Fort Wayne Community Schools in Indiana recently announced a partnership with Hug Filtersystems and Selking International Trucks to retrofit 24 full-size, 84-passenger school buses with diesel particulate filter (DPF) technology, thanks to a grant from the Indiana Department of Environmental Management (IDEM).
“With this grant from the Indiana Department of Environmental Management, we are able to further clean up our fleet,” said Gary Lake, director of transportation for the district. This brings the totals of DPFs in their fleet to 160.
IDEM is currently involved in numerous projects that will work to reduce emissions from diesel-powered vehicles. Hug Filtersystems will be the provider of the DPF technology.
“We are obviously very proud that FWCS has chosen Selking International Trucks and Hug Filtersystems to use our outstanding diesel particulate technology on their buses,” said Peter Bruenke, director of sales and marketing for the company.

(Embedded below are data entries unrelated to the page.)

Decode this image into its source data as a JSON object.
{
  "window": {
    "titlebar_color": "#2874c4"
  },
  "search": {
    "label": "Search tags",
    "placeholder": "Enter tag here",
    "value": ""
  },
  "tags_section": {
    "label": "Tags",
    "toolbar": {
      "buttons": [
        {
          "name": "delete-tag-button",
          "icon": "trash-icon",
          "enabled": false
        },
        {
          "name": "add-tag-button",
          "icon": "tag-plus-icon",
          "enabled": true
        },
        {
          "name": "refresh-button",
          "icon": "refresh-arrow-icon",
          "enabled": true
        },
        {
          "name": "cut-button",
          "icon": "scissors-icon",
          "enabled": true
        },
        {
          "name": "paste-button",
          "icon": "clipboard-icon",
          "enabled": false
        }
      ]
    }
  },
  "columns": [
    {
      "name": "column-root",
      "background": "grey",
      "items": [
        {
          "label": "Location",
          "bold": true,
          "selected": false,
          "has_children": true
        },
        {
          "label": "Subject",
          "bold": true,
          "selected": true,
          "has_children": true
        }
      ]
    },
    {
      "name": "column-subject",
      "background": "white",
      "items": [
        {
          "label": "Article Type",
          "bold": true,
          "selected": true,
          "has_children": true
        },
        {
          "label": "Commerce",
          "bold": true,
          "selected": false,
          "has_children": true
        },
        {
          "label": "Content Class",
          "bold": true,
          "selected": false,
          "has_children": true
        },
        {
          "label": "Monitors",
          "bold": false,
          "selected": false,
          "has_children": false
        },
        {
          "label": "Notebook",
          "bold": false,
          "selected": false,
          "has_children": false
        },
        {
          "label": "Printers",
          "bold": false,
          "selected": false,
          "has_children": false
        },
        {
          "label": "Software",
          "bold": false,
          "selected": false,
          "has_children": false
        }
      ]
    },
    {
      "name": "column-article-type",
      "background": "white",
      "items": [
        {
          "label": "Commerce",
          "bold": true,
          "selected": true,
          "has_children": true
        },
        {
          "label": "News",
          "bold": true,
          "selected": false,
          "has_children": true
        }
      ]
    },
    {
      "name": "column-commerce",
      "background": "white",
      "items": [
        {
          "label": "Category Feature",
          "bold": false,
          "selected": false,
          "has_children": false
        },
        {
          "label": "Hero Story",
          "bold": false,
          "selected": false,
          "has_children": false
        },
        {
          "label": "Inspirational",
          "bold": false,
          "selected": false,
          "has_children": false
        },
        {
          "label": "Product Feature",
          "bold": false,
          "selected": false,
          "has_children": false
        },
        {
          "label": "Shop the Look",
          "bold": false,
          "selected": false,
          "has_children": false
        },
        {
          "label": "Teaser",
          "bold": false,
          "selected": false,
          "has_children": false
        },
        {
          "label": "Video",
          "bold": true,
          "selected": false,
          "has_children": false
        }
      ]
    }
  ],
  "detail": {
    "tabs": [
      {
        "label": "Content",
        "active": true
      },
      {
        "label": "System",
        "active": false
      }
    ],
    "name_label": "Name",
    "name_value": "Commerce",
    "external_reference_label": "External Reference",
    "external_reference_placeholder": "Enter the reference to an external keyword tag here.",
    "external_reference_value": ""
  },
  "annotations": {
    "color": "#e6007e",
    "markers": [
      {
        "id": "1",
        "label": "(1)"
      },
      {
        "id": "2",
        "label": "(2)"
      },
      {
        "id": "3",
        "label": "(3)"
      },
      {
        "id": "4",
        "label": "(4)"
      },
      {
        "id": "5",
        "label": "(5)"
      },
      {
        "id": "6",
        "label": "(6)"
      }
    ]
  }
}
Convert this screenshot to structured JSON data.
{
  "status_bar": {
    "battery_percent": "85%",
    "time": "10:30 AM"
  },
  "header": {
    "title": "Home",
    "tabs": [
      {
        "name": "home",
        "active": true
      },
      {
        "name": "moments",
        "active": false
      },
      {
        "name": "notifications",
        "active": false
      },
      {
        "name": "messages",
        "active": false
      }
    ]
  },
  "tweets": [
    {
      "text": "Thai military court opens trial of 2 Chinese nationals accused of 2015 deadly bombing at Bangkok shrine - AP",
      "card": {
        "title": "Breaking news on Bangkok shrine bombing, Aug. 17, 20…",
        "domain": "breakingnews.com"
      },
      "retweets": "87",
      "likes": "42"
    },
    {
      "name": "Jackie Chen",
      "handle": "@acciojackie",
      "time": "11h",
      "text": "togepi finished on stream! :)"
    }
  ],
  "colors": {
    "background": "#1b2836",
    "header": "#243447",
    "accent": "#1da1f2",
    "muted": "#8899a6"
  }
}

Diesel particulate filters are designed to remove particulate matter, or soot with a high efficiency rate of approximately 85-99 percent. Over time, the filters require cleaning, however, buses driven at low speeds in urban traffic do not typically reach the temperatures needed for regeneration.
According to Bruenke, a crucial contributor to the company’s success has been their DPF technology’s ability to “properly function with very low exhaust temperatures.”
Selking International Trucks will be conducting the installation of the filters onto the school buses.
“We are excited to be a part of this process with Hug and Fort Wayne Community Schools,” said Patrick Johnson, director of parts at Selking International Trucks.
Fort Wayne Community Schools transports approximately 20,000 students every day twice a day, which every six days, it is equivalent to the population of Fort Wayne.